You shouldn’t, for two reasons. First, it doesn’t matter who is worse or who started it. We live in a democracy, and if roughly half the country really is “to blame” for something, we are all going to have to live with the consequences. If we want to remain a democracy, that is; you simply can't wish these people away. And second, your righteousness is not just useless, it’s as much an accelerant as Trump’s toxicity. Not only will you never out-Trump Trump, you feel so justified that you don't see how your attitude only deepens the divide and wrecks things more. Indeed, glib and moralizing invocations of fascism underscore just how badly people understand their history. All Germans undermined democracy in Weimar. There were no heroes. It's only after democracy was good and destroyed that Hitler was able to waltz in.

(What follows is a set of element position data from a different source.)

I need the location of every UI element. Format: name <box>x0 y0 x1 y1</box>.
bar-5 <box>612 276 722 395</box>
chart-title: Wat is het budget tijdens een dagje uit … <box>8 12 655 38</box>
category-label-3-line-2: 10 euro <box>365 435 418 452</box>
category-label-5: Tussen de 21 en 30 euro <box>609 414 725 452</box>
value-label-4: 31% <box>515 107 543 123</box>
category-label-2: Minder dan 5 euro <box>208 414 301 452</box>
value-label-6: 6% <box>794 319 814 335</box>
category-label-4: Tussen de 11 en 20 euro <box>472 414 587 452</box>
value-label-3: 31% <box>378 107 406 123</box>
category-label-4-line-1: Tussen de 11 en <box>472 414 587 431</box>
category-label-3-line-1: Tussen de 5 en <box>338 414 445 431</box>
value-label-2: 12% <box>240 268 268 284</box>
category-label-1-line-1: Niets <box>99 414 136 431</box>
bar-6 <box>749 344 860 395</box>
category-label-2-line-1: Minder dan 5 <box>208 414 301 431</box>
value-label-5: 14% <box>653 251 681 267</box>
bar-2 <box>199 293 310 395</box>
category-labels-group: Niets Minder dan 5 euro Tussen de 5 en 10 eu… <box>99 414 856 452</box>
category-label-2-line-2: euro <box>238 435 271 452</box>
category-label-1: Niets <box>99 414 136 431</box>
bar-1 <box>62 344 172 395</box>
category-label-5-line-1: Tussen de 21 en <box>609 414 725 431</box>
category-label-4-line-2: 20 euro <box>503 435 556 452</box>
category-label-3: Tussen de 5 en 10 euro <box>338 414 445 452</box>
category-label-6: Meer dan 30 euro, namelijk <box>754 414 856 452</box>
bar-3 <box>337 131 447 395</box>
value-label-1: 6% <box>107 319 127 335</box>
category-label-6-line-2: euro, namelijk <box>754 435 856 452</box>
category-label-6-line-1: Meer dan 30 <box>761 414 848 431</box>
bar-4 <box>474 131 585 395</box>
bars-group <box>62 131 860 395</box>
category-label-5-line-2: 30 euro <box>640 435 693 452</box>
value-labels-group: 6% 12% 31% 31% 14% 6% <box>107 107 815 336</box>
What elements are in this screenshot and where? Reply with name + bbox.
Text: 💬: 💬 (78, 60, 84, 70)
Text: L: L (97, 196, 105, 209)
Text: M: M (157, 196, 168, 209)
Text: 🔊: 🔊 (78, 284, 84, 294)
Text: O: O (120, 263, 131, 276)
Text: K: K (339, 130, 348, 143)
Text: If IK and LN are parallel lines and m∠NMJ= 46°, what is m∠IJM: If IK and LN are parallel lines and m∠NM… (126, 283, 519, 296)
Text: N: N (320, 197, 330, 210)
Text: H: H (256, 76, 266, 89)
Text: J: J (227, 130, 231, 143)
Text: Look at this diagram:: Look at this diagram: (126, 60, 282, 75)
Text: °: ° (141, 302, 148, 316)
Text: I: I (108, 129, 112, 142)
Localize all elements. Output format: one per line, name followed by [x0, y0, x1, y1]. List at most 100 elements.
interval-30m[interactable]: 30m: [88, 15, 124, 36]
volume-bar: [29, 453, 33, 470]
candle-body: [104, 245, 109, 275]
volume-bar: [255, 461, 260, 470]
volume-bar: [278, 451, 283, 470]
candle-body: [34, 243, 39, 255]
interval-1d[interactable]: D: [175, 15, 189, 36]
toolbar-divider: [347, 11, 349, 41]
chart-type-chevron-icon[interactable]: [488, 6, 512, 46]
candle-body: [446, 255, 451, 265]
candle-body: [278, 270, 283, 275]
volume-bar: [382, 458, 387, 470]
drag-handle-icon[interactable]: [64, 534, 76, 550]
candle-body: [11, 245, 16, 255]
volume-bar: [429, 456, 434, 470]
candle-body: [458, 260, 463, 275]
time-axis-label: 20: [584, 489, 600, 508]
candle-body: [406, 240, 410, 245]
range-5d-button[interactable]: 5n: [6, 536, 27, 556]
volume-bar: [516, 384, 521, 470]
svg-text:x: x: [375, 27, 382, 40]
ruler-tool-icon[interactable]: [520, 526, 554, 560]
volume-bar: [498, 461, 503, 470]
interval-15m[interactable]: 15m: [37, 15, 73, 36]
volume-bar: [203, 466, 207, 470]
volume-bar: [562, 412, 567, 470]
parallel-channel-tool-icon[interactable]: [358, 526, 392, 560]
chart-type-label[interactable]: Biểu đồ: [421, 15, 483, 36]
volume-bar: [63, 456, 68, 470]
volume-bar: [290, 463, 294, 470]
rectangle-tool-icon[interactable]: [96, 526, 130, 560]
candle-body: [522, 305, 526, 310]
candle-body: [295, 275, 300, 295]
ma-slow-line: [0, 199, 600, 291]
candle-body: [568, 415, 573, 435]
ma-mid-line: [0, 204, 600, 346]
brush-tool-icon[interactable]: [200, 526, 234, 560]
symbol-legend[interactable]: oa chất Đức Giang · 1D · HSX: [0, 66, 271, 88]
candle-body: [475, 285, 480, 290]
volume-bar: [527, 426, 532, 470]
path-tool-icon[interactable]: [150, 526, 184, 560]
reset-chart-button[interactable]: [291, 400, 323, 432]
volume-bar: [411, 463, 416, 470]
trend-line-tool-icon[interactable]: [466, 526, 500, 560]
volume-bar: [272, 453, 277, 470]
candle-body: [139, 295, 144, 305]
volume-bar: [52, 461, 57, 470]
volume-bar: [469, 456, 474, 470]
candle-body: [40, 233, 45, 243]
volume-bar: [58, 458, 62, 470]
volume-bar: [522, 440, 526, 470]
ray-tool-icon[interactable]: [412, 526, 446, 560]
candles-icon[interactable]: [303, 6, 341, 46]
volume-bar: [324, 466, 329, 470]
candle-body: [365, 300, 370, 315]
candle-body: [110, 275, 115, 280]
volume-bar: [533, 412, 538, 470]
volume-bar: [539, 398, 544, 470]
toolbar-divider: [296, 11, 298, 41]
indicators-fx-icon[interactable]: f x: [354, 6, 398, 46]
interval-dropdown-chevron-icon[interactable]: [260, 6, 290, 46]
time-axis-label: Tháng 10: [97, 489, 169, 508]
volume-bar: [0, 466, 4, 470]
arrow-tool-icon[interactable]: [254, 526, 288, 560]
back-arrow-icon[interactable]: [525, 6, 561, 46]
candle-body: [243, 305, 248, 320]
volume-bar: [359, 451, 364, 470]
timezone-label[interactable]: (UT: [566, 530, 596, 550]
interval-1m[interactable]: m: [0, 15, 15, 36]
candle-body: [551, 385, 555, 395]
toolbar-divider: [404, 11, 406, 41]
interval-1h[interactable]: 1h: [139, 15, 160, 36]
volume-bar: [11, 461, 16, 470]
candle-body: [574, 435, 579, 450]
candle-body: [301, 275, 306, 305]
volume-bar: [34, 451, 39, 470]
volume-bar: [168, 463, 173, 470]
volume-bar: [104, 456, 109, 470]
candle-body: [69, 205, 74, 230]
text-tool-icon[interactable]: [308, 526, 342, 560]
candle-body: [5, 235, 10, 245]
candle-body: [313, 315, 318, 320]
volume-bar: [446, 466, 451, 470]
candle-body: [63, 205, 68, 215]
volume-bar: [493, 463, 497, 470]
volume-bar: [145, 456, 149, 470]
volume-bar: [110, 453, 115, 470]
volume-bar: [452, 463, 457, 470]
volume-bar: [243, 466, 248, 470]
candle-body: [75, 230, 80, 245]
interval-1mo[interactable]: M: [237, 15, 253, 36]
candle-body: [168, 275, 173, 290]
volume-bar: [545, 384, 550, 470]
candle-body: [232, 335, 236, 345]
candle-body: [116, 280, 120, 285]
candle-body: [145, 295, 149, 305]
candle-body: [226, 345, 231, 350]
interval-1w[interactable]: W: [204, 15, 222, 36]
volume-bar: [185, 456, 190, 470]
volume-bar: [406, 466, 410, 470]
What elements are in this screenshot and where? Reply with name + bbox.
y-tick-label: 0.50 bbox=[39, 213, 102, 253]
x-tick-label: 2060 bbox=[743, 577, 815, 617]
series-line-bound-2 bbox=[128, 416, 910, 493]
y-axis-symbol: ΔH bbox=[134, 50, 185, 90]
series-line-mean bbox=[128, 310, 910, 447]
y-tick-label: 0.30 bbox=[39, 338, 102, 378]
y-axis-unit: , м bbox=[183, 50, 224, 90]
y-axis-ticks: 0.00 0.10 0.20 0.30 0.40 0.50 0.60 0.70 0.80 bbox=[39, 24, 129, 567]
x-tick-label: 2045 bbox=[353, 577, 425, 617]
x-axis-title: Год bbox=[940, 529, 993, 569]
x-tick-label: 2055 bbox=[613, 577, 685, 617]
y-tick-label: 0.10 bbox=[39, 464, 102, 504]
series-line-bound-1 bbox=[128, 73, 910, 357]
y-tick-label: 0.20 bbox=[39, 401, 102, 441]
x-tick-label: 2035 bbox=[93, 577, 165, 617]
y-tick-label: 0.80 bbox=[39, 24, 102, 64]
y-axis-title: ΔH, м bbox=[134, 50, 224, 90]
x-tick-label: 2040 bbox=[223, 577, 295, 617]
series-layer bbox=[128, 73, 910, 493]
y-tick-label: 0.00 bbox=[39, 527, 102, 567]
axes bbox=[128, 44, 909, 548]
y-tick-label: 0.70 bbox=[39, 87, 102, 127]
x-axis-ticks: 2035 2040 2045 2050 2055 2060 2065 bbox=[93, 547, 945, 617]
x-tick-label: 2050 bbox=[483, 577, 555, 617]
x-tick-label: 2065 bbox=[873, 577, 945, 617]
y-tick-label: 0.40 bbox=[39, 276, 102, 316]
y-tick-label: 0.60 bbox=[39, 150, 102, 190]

Luckily, Joe Biden does not appear to be falling into any of these traps. His transition planning is proceeding with the self-assurance that comes from knowing that Trump's conspiracy theory is especially poorly grounded in fact. He mocks and dismisses Trump's froth rather than dignifying it with breathless coup language. And in doing so, he is placing a bet on the common sense of the majority of American voters—on the belief that our system, while perhaps flawed, still works pretty well on balance. There are no calls to vigilance, no demonization. Just a calm claim to leadership.
I'd like to think it’s a smart bet, and that it will redound to Biden's benefit. But I say this as much out of hope as out of conviction that there is no alternative path that leads to good outcomes. What the #Resistance is trying to do, in any case, is dangerously counterproductive. Extremism in (the imagined) defense of democracy is no virtue.